Outre leur pseudo-absence d’émotion, il a été également reproché aux protagonistes de Cosmos 1999 d’être des fantômes sans passé. De nouveau, cette critique semble bien sévère dans la mesure où certains épisodes nous apportent leur lot de révélations sur l’histoire antérieure des personnages, comme c’est le cas de “ Question de vie ou de mort ” qui nous apprend que le Dr Russell est mariée à Lee Russell, un astronaute qui semblait avoir péri dans l’explosion de son vaisseau alors qu’il était en orbite autour de Jupiter au cours de la mission Astro 17, et qui, contre toute attente, réapparaît aussi mystérieusement qu’il avait disparu. Mais c’est surtout “ Le domaine du dragon ” qui est le plus riche en révélations sur le passé des protagonistes principaux qu’il nous montre, par le biais de retours en arrière narrés par Helena elle-même, dans les fonctions qu’ils occupaient sur terre avant d’être affectés sur Alpha. Ainsi, le Dr Russell était un médecin expert de la Commission Médicale de l’Espace en charge d’enquêter, en 1996, sur l’état mental inquiétant de Tony Cellini.
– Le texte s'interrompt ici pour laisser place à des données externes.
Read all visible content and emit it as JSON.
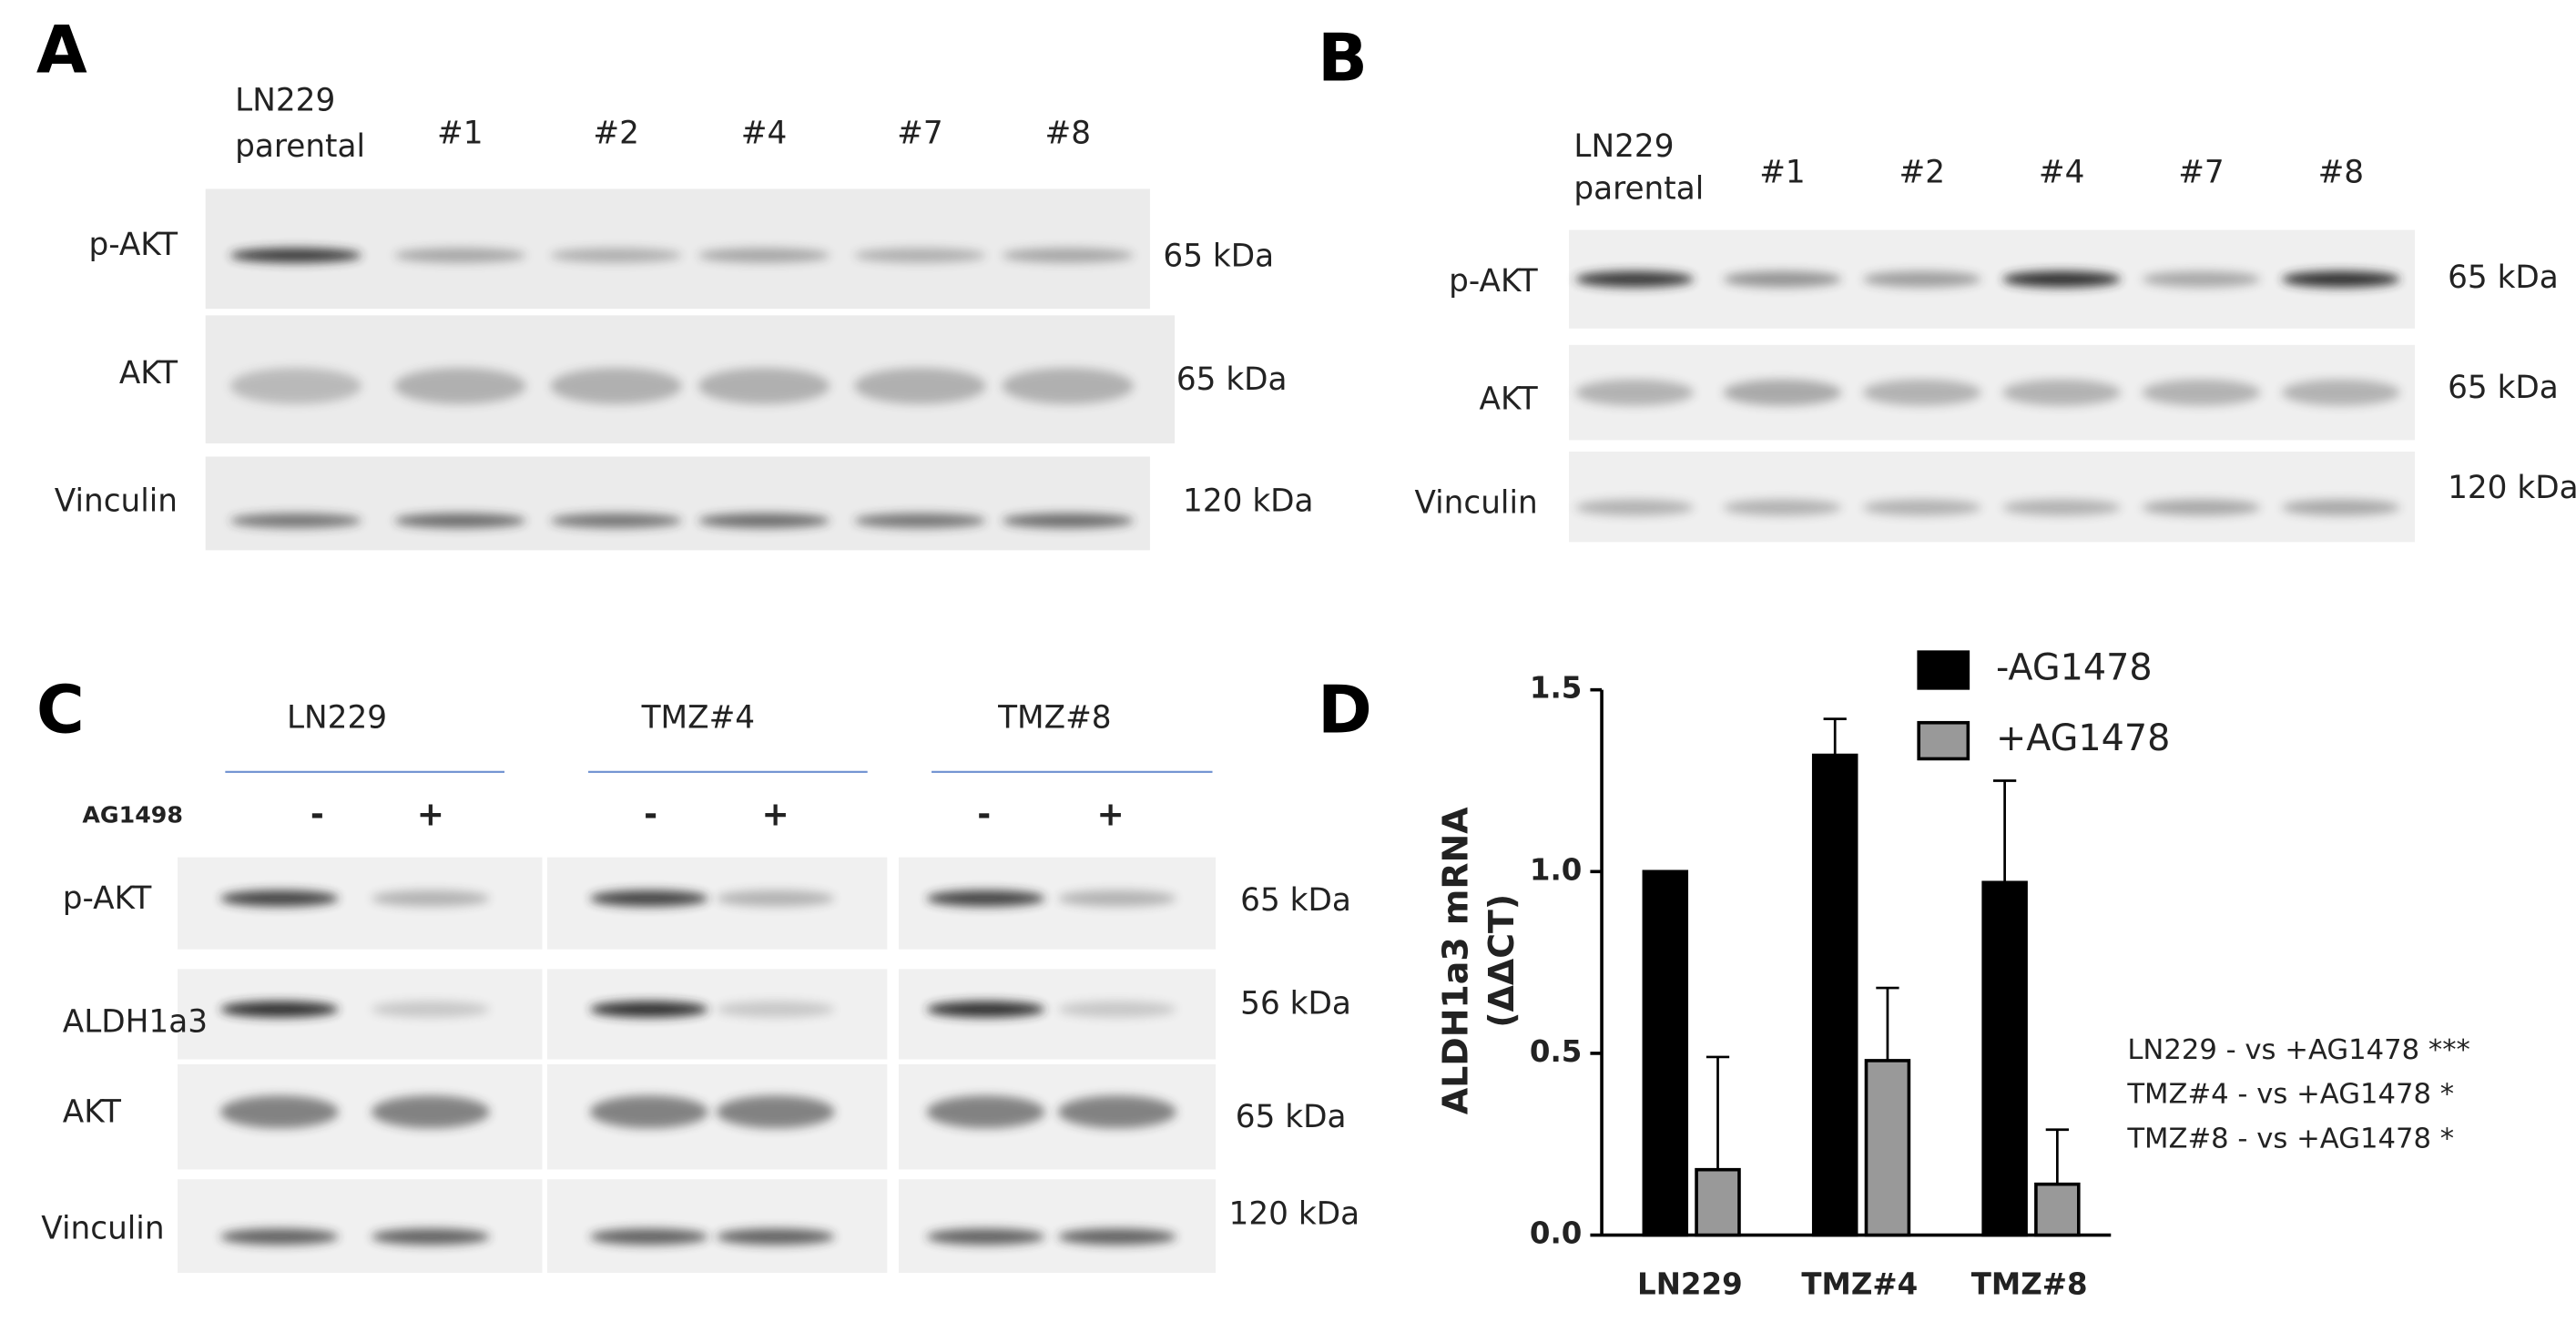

John Koenig, alors Capitaine, était déjà un pilote chevronné, l’un des meilleurs en fait. Quant à Victor Bergman, il scrutait l’univers de son observatoire de recherches spatiales pour identifier de nouvelles planète comme Ultra qu’il a découverte en 1994. Certes, ces quelques incursions dans le passé des héros de Cosmos apparaissent bien timides au regard de ce que réservera la deuxième saison de la série au cours de laquelle les souvenirs d’étudiant, les anciennes amours et le vécu des personnages seront largement évoqués.

 

Par ailleurs, certains épisodes ne négligent pas de mettre en avant les talents et les capacités exceptionnelles des protagonistes, permettant ainsi au téléspectateur d’en apprendre un peu plus sur eux. On découvre alors dans l’épisode “ Le soleil noir ” que Paul Morrow aime se détendre en jouant de la guitare. La scène d’ouverture de “ Le testament d’Arcadie ” met en évidence les remarquables qualités sportives de John Koenig qui pratique avec dextérité les arts martiaux. L’épisode “ Le gardien du Piri ” révèle que David Kano a des capacités extra sensorielles hors du commun, du fait de la fréquence et de l’intensité des ondes émises par son cerveau, ce qui l’a conduit jadis à se prêter à une expérience dangereuse, que John lui demande de réitérer, et qui consiste, par le biais d’un implant cérébral, à se connecter à l’ordinateur de la base pour pénétrer ses circuits et détecter d’éventuels dysfonctionnements.

 

Loin d’être artificiels et sans profondeur, les héros de Cosmos 1999 sont passionnants de par la diversité de leur personnalité et de leur origines, Alpha étant un brassage multiethnique résultant de la collaboration internationale qui s’est mise en place au lendemain de la troisième guerre mondiale qui a eu lieu en 1987. Cette richesse des protagonistes est cependant passée inaperçue aux yeux des critiques qui ne se sont extasiés que sur les effets spéciaux et l’habillage somptueux de Cosmos 1999 alors que, comme tout œuvre, elle est composée d’éléments indissociables qui forment un tout : des effets visuels de tout premier ordre, des personnages passionnants ainsi que des sujets à portée philosophique, culturelle et politique, très ancrés dans les années 70, qui font de cette première saison de Cosmos un miroir parfait de son époque.